マルコム・オーウェン
· 2分で読めます
欧州委員会がアップルに対し、アイルランドに130億ユーロ(140億ドル)の追徴税を支払うよう命じたことは、権限の逸脱であり、プライスウォーターハウスクーパースのアイルランド税務責任者、フィアガル・オルーク氏は、この動きは「土地の強奪」に等しいと主張している。
アイリッシュ・タイムズの法人税サミットでの議論で、オルーク氏は、欧州委員会がアップルに税金の返還を求めるのは権限を超えていると主張した。資金返還の決定は「判断ミス」だったと述べ、オルーク氏は規制当局に対し「法律を無視して行うのは、正しいやり方ではない」と警告した。
オルーク氏は、アイルランド政府が返還命令に異議を申し立てたのは正当だと考えている。事件の詳細を知る者なら、その金が実際にアイルランドのものだと信じるはずがないと主張している。また、判決が政治利用されない限り、欧州委員会による返還要求の決定は、欧州司法裁判所に持ち込まれれば覆されるだろうと確信している。
オルーク氏はプライスウォーターハウスクーパースでの役職のほかに、アイルランド政府の顧問も務めており、多国籍企業がアイルランドで事業を展開するよう促すインセンティブの創出に協力している。
アイルランド政府によるアップルの税制訴訟への対応も将来の投資に影響を与える可能性があり、オルーク氏は判決に国際的な注目が集まると警告している。アイルランドは安定した税制環境と低い税率を誇り、大企業にとって魅力的な国である一方、欧州委員会がアイルランドとアップルの間の協定に介入することで、この安定性が脅かされる可能性があるとオルーク氏は指摘する。
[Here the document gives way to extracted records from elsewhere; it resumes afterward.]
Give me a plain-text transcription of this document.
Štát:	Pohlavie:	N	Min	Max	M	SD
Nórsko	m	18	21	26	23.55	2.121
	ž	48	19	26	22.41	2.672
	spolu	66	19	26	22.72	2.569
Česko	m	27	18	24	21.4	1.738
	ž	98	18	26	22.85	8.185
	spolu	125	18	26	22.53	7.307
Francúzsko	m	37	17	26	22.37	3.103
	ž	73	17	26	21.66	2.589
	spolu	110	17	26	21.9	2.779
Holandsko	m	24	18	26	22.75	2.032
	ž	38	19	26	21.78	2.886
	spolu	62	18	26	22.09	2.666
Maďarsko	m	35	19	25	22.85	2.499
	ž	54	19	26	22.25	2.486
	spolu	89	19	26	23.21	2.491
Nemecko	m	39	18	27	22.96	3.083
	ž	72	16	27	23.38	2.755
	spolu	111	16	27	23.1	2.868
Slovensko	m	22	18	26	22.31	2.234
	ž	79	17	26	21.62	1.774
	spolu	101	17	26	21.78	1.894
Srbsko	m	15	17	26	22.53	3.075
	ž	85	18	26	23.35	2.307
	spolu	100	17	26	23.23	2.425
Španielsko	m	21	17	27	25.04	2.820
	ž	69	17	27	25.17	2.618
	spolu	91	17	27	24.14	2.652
アイルランドにおけるアップルの税務調査は昨年8月に終了し、欧州委員会はアップルの欧州での利益に対する税率が違法に低く、2014年には0.005%、2003年には1%だったと主張した。アイルランドはアップルに「違法な税制優遇措置」を与え、時間の経過とともに最小限の税額を保証するためにその場で「リバースエンジニアリング」されたと非難されている。
Appleとアイルランドは共にこの判決に異議を唱えており、アイルランド政府は判決内容に「根本的に反対」し、未払いの税金の返還に抵抗している。Appleは、欧州連合(EU)が「数十年にわたるアイルランドの税法、米国の税法、そして税制に関する世界的なコンセンサスを無視して、一方的な行動を取り、規則を変更した」と主張している。
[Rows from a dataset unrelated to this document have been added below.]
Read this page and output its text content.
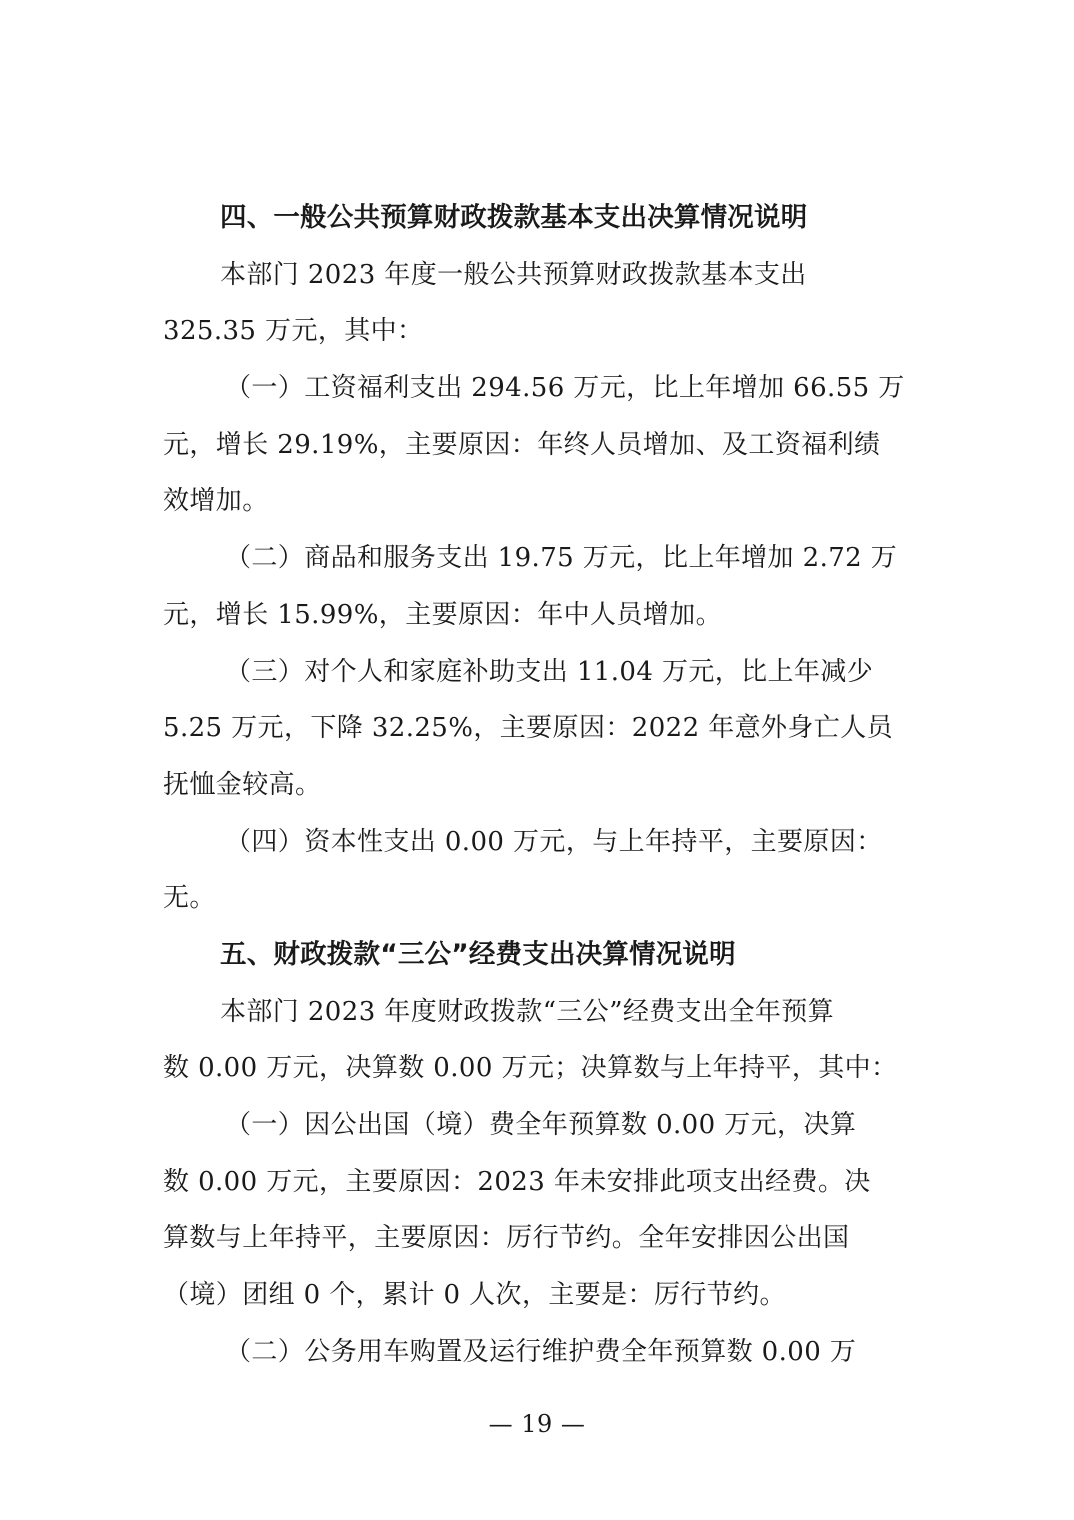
四、一般公共预算财政拨款基本支出决算情况说明
本部门 2023 年度一般公共预算财政拨款基本支出
325.35 万元，其中：
（一）工资福利支出 294.56 万元，比上年增加 66.55 万
元，增长 29.19%，主要原因：年终人员增加、及工资福利绩
效增加。
（二）商品和服务支出 19.75 万元，比上年增加 2.72 万
元，增长 15.99%，主要原因：年中人员增加。
（三）对个人和家庭补助支出 11.04 万元，比上年减少
5.25 万元，下降 32.25%，主要原因：2022 年意外身亡人员
抚恤金较高。
（四）资本性支出 0.00 万元，与上年持平，主要原因：
无。
五、财政拨款“三公”经费支出决算情况说明
本部门 2023 年度财政拨款“三公”经费支出全年预算
数 0.00 万元，决算数 0.00 万元；决算数与上年持平，其中：
（一）因公出国（境）费全年预算数 0.00 万元，决算
数 0.00 万元，主要原因：2023 年未安排此项支出经费。决
算数与上年持平，主要原因：厉行节约。全年安排因公出国
（境）团组 0 个，累计 0 人次，主要是：厉行节约。
（二）公务用车购置及运行维护费全年预算数 0.00 万
— 19 —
12月、AppleのCEOティム・クック氏をはじめとする幹部は、判決と今後の対応について協議するためアイルランドに招待された。クック氏は出席を辞退した。Appleは、訴訟の法的複雑さを理由に出席を辞退したが、アイルランドの政治家たちはこの措置を「アイルランド国民への侮辱」とみなした。